Implement Dijkstra's Algorithm for Shortest Paths

Dijkstra's algorithm is a fundamental graph traversal algorithm used to find the shortest paths from a single source vertex to all other vertices in a graph with non-negative edge weights. This is a crucial algorithm in many applications, including network routing, GPS navigation, and resource allocation. Your task is to implement this algorithm in JavaScript.

Problem Description

You are tasked with creating a JavaScript function that implements Dijkstra's algorithm. This function will take a graph represented as an adjacency list and a starting node as input. It should return an object containing the shortest distance from the start node to every other node in the graph, and the preceding node in the shortest path to reconstruct the path itself.

Key Requirements:

• Graph Representation: The graph will be provided as an adjacency list. Each key in the object will represent a node, and its value will be an array of objects. Each object in the array will represent an edge, with properties node (the destination node) and weight (the cost of the edge).
• Shortest Distances: The function must calculate the shortest distance from the startNode to all reachable nodes in the graph.
• Path Predecessors: For each node, you need to store the node that immediately precedes it on the shortest path from the startNode. This will allow for path reconstruction.
• Unreachable Nodes: If a node is unreachable from the startNode, its distance should be considered infinity.

Expected Behavior:

The function should return an object with two keys:

• distances: An object where keys are node names and values are the shortest distances from the startNode.
• predecessors: An object where keys are node names and values are the preceding node on the shortest path from the startNode.

Edge Cases to Consider:

• Empty Graph: The input graph might be empty.
• Single Node Graph: The graph might contain only the start node.
• Disconnected Graph: Some nodes might not be reachable from the start node.
• Start Node Not in Graph: The provided startNode might not exist in the graph.

Examples

Example 1:

Input:
graph = {
  'A': [{ node: 'B', weight: 4 }, { node: 'C', weight: 2 }],
  'B': [{ node: 'A', weight: 4 }, { node: 'E', weight: 3 }],
  'C': [{ node: 'A', weight: 2 }, { node: 'D', weight: 2 }, { node: 'F', weight: 4 }],
  'D': [{ node: 'C', weight: 2 }, { node: 'E', weight: 3 }],
  'E': [{ node: 'B', weight: 3 }, { node: 'D', weight: 3 }, { node: 'F', weight: 1 }],
  'F': [{ node: 'C', weight: 4 }, { node: 'E', weight: 1 }]
}
startNode = 'A'

Output:
{
  distances: { A: 0, B: 4, C: 2, D: 4, E: 7, F: 6 },
  predecessors: { A: null, B: 'A', C: 'A', D: 'C', E: 'F', F: 'E' }
}

Explanation:
The shortest distance from 'A' to 'A' is 0.
The shortest distance from 'A' to 'B' is 4 (A -> B).
The shortest distance from 'A' to 'C' is 2 (A -> C).
The shortest distance from 'A' to 'D' is 4 (A -> C -> D).
The shortest distance from 'A' to 'E' is 7 (A -> C -> F -> E).
The shortest distance from 'A' to 'F' is 6 (A -> C -> F).
The predecessor for 'E' is 'F' because the path A -> C -> F -> E is shorter than A -> B -> E.

Example 2:

Input:
graph = {
  'X': [{ node: 'Y', weight: 1 }],
  'Y': [{ node: 'Z', weight: 5 }],
  'Z': []
}
startNode = 'X'

Output:
{
  distances: { X: 0, Y: 1, Z: 6 },
  predecessors: { X: null, Y: 'X', Z: 'Y' }
}

Explanation:
The shortest path from 'X' to 'Y' is X -> Y with distance 1.
The shortest path from 'X' to 'Z' is X -> Y -> Z with distance 1 + 5 = 6.

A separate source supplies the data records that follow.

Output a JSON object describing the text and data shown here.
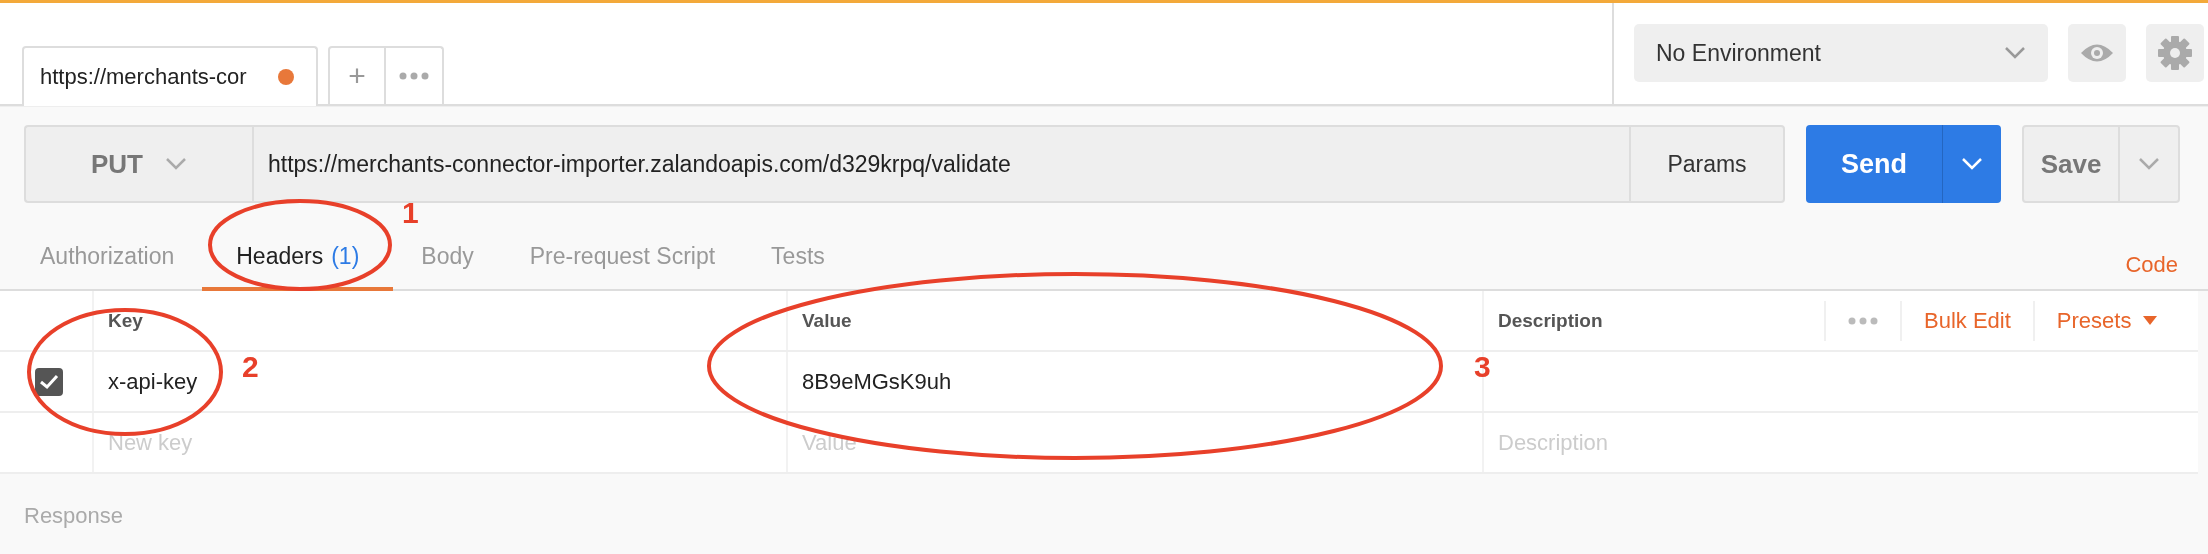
{
  "request_tabs": [
    {
      "label": "https://merchants-cor",
      "selected": true,
      "unsaved": true
    }
  ],
  "new_tab_button": "+",
  "environment": {
    "value": "No Environment"
  },
  "request": {
    "method": "PUT",
    "url": "https://merchants-connector-importer.zalandoapis.com/d329krpq/validate",
    "params_button": "Params",
    "send_button": "Send",
    "save_button": "Save"
  },
  "section_tabs": [
    {
      "label": "Authorization",
      "selected": false
    },
    {
      "label": "Headers",
      "count": "(1)",
      "selected": true
    },
    {
      "label": "Body",
      "selected": false
    },
    {
      "label": "Pre-request Script",
      "selected": false
    },
    {
      "label": "Tests",
      "selected": false
    }
  ],
  "code_link": "Code",
  "headers_table": {
    "columns": [
      "Key",
      "Value",
      "Description"
    ],
    "bulk_edit": "Bulk Edit",
    "presets": "Presets",
    "rows": [
      {
        "checked": true,
        "key": "x-api-key",
        "value": "8B9eMGsK9uh"
      }
    ],
    "new_row": {
      "key_placeholder": "New key",
      "value_placeholder": "Value",
      "description_placeholder": "Description"
    }
  },
  "response": {
    "label": "Response"
  },
  "annotations": [
    {
      "number": "1"
    },
    {
      "number": "2"
    },
    {
      "number": "3"
    }
  ]
}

Example 3: (Disconnected Graph)

Input:
graph = {
  'P': [{ node: 'Q', weight: 3 }],
  'Q': [{ node: 'P', weight: 3 }],
  'R': [{ node: 'S', weight: 1 }],
  'S': [{ node: 'R', weight: 1 }]
}
startNode = 'P'

Output:
{
  distances: { P: 0, Q: 3, R: Infinity, S: Infinity },
  predecessors: { P: null, Q: 'P', R: null, S: null }
}

Explanation:
Nodes 'R' and 'S' are in a separate component and are unreachable from 'P'.

Constraints

• The graph can contain up to 1000 nodes and 2000 edges.
• Node names will be strings.
• Edge weights will be positive integers (greater than 0).
• The input graph will be a JavaScript object representing an adjacency list.
• The startNode will be a string.
• The algorithm should have a time complexity suitable for the given constraints (e.g., O(E log V) or O(V^2) where V is the number of vertices and E is the number of edges).

Notes

• You will need a way to efficiently select the node with the smallest distance that hasn't been visited yet. A priority queue is a common and efficient data structure for this. However, you can also implement a simpler version using an array and sorting/searching if a full priority queue implementation is too complex initially.
• Initialize all distances to infinity, except for the start node, which should have a distance of 0.
• Remember to handle the case where the startNode is not present in the graph.
• The predecessors object will help in reconstructing the actual shortest path if needed, though the primary output is the distances. You can set the predecessor of the startNode to null.